Engineering Biosensors to Monitor Metabolism in Living Cells
Generalizable approach could enable the construction of biosensors for a wide range of metabolites
Northwestern Engineering’s Joshua N. Leonard has developed a new method for engineering novel biosensors that can monitor a cell’s inner state.
Leonard’s generalizable approach could potentially enable the construction of a wide range of biosensors for different purposes, including regulating a cell’s metabolic processes to drive it to produce desired products for pharmaceuticals, energy, and other biotechnology applications.
“A lot of times, we might know what a cell is theoretically able to do, but we don’t have a way to force it to do what we want,” said Leonard, associate professor of chemical and biological engineering in Northwestern’s McCormick School of Engineering. “From a metabolic engineering perspective, it would be nice to have a tool that allows us to sense what’s happening inside a cell and then push its metabolism toward the production of things that we want.”
Cells naturally use many internal biosensors to balance the various biochemical transformations that make up their metabolism. These biosensors help the cell to evaluate, regulate, and balance the conversion of chemicals into products that the cell needs to survive. If synthetic biologists could harness and engineer such a sensing mechanism, they could potentially implement molecular-level process control, which is a strategy used to great effect in virtually every factory and chemical plant. This biosensing ability is currently one of the biggest unmet needs in the biotechnology industry.
“A handful of biosensors have evolved to serve cells’ purposes, and those biosensors are indeed useful ‘parts,’” Leonard said. “However, there are far more metabolites that we, as engineers, would like to sense and build systems around than the naturally evolved biosensors can detect.”

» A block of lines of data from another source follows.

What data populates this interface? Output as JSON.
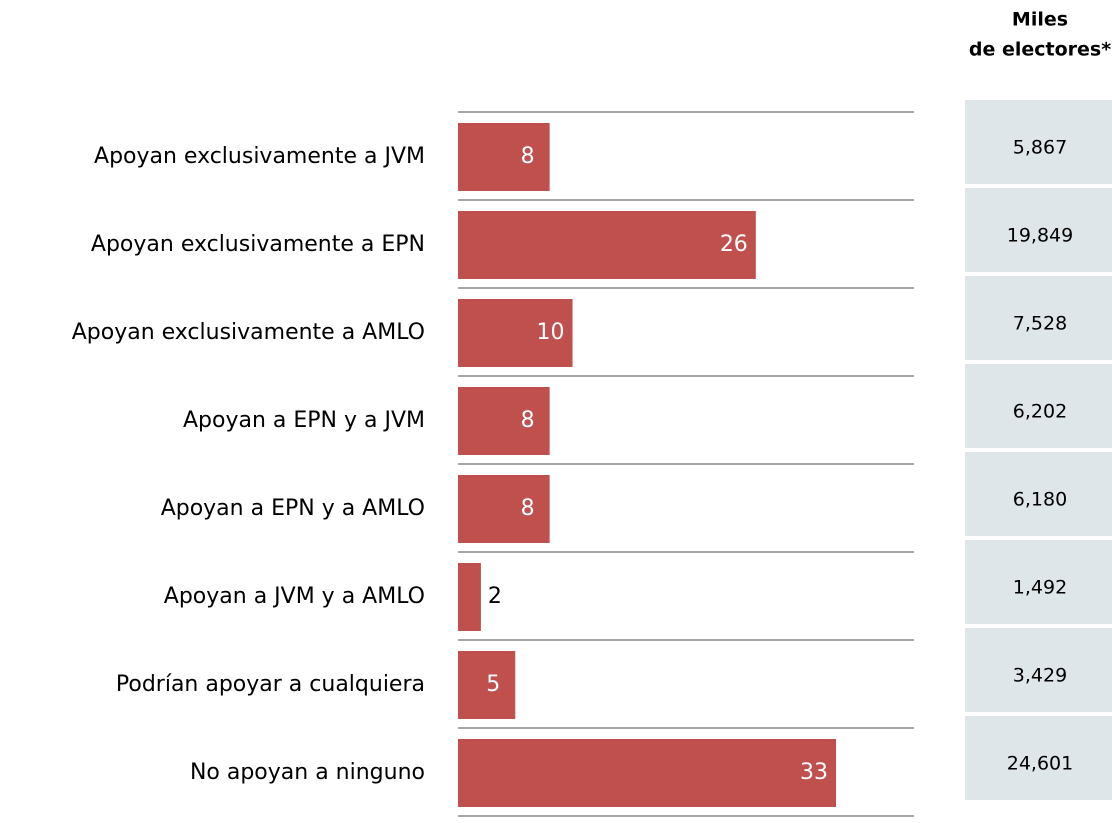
{
  "chart_data": {
    "type": "bar",
    "orientation": "horizontal",
    "categories": [
      "Apoyan exclusivamente a JVM",
      "Apoyan exclusivamente a EPN",
      "Apoyan exclusivamente a AMLO",
      "Apoyan a EPN y a JVM",
      "Apoyan a EPN y a AMLO",
      "Apoyan a JVM y a AMLO",
      "Podrían apoyar a cualquiera",
      "No apoyan a ninguno"
    ],
    "values": [
      8,
      26,
      10,
      8,
      8,
      2,
      5,
      33
    ],
    "color": "#c0504d",
    "table_header": [
      "Miles",
      "de electores*"
    ],
    "table_values": [
      "5,867",
      "19,849",
      "7,528",
      "6,202",
      "6,180",
      "1,492",
      "3,429",
      "24,601"
    ]
  }
}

Supported by the National Science Foundation and the Environmental Protection Agency, the research was published in the journal ACS Synthetic Biology. Andrew K. D. Younger, a graduate student in Leonard’s laboratory, was the paper’s first author. A founding member of Northwestern’s Center for Synthetic Biology, Leonard is also co-director of the Biotechnology Training Program and a member of the Chemistry of Life Processes Institute and Robert H. Lurie Comprehensive Cancer Center.
To develop and test their strategy for engineering new biosensors, Leonard’s team first used a well-studied protein that senses the presence of a metabolite — in this case a type of sugar called maltose — in the cell. Other research groups have fused this protein to a second fluorescent protein, such that the combined protein glows when the maltose is present, but this effect is transient and cannot be used to control cell state. To meet the needs described above, Leonard needed a biosensor that controls gene expression. In this study, Leonard’s team successfully developed a biosensor that drives expression of a reporter gene when maltose is present, providing a way to “record” the presence of maltose and to effectively change the cell’s state in response to maltose.
Leonard and Younger view this project as a starting point that could ultimately enable them and others to convert many types of metabolite-binding proteins into biosensors.
“What’s exciting is that our biosensor demonstrates a conversion strategy that is potentially generalizable,” said Younger, a graduate student in Northwestern’s Interdisciplinary Biological Sciences Graduate Program. “There is potentially nothing that we would need to change about our method to build biosensors from any other metabolite-binding protein.”
Someday, these biosensors could enable scientists to isolate rare and desirable genetic variants that produce metabolites of interest, perhaps from within mixed collections of genetically diverse cells.
By recording the presence of a desired metabolite via driving the production of a fluorescent reporter protein, biosensors could enable one to screen very large libraries, which remains beyond the capacity of even contemporary automated platforms.
“If you have a huge number of cells, but only one is making the metabolite that you want, it’s easy to pull out an individual cell if it’s fluorescent,” Leonard said. “A biosensor like this allows you to find the needle in the haystack.”